Mehr Kopfzerbrechen bereitet dem Hienheimer die zunehmende Belastung des Landkreises im sozialen Bereich, die durch Bund und Land nicht mehr kompensiert wird. "Ich sehe da kein Ende." Die übrigen Ausgaben seien dagegen durchaus überschaubar. Das gilt für Schweiger auch in Bezug auf die beiden Krankenhäuser, für deren Erhalt es in seinen Augen keine Alternative gibt. "Auf gut Bayrisch: Da ist einiges in der Geschäftsführung schiefgelaufen." Nun setzt er für die Ilmtalklinik auf die Umsetzung des Gutachtens einer Beraterfirma, während an der Goldbergklinik der B-Bau so schnell wie möglich wieder aufgebaut werden muss.
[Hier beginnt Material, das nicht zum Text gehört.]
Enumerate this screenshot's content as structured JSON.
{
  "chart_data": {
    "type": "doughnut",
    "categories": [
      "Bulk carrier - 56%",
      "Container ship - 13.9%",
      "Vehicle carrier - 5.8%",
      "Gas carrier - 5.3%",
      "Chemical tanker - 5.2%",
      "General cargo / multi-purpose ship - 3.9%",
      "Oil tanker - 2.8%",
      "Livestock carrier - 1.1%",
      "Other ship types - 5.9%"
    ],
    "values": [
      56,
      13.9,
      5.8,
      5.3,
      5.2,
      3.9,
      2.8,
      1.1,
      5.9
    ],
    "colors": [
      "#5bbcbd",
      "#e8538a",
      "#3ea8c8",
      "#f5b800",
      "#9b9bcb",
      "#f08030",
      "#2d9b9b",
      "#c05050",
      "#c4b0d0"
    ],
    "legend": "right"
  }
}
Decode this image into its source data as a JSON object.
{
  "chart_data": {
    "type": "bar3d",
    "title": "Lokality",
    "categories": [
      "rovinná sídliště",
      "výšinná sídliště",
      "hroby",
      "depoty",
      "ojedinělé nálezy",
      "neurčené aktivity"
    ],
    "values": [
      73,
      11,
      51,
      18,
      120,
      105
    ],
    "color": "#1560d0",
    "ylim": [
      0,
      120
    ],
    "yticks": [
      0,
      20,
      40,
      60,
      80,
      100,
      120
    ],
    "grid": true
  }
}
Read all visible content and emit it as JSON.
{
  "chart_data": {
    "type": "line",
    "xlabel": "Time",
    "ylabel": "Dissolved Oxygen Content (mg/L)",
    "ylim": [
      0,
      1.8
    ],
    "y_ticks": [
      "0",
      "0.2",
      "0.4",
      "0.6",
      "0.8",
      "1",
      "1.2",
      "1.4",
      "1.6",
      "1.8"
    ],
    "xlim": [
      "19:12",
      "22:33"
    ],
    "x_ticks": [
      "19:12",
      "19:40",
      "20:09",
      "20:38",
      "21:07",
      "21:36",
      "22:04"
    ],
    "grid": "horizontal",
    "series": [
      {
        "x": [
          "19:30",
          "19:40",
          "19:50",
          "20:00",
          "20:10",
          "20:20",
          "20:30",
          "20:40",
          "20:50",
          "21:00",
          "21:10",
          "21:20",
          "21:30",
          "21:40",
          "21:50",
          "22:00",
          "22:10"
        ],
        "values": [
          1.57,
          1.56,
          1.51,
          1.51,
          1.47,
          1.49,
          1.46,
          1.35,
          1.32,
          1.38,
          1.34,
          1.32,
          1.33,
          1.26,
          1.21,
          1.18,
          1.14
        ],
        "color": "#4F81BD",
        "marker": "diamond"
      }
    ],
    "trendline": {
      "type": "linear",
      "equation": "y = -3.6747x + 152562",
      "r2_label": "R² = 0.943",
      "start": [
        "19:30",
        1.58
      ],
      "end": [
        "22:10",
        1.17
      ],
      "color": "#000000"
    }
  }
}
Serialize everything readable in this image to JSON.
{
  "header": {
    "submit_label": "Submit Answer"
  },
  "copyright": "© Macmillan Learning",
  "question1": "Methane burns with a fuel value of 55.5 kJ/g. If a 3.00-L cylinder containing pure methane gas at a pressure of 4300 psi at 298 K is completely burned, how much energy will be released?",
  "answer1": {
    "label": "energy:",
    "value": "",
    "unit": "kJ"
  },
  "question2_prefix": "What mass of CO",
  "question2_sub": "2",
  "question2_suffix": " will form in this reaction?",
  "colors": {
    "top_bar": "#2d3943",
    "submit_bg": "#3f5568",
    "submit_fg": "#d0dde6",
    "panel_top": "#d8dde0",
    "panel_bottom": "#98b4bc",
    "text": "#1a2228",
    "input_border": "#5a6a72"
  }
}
Der Erhalt der beiden Häuser "um jeden Preis" steht nicht im Programm des SLU-Kandidaten. "Aber eine halbe Million Euro im Jahr sollten uns die Kliniken schon wert sein."

Ein klar umrissenes 100-Tage-Programm hat Alois Schweiger nach eigener Aussage nicht. Er weiß allerdings, dass schon bald nach seinem möglichen Dienstantritt am 1. November die Verabschiedung des neuen Haushalts anstehen wird. "Daher ist es für mich wichtig, dass die Verwaltung gleich nach dem Wechsel reibungslos weiterläuft." Irgendwelche Überraschungen im Etat für das kommende Jahr erwartet er nicht. "Das können wir uns auch nicht leisten."

Das gilt für den Neustädter Stadtrat in gewisser Weise auch im Zusammenhang mit einem möglichen Gymnasium in seiner Heimatstadt. "Ich bin ein Befürworter jeder weiterführenden Schule. Also wenn die Schülerzahlen stimmen, dann sollte der Landkreis zuschlagen." Das Gleiche gilt für den gelernten Maschinenbauer und Diplom-Agraringenieur (FH) für eine mögliche Hochschulansiedlung im Kreisgebiet.

Am Herzen liegt dem in der Öffentlichkeitsarbeit erfahrenen BBV-Mann eine Öffnung des Landratsamts zu den Bürgern. So will er die Protokolle der öffentlichen Sitzungen ins Internet stellen. "Die Informationspolitik für den Bürger soll transparenter werden." Auch in der Verkehrsinfrastruktur erkennt der Hienheimer "so manche Baustelle". Für einen durchgängigen dreispurigen Ausbau der B 16 würde er den dazu notwendigen Flächenverbrauch in Kauf nehmen.

Am scheidenden Landrat Hubert Faltermeier hat Alois Schweiger im Rückblick nichts auszusetzen, will sich aber auch nicht weiter mit dessen Bilanz auseinandersetzen. Nicht ganz nachvollziehen kann er es jedoch, dass es der FW-Politiker in fast einem Vierteljahrhundert nicht geschafft hat, den seit Mitte der 1980er Jahre außerturnusmäßigen Wahltermin des Kreisoberhaupts wieder mit den Kommunalwahlen zusammenzulegen. "Das kostet die Kommunen doch immer einen Haufen Geld." Alois Schweiger verspricht daher schon jetzt, sich mit dann knapp 61 bereits in vier Jahren erneut dem Votum der Bürger zu stellen.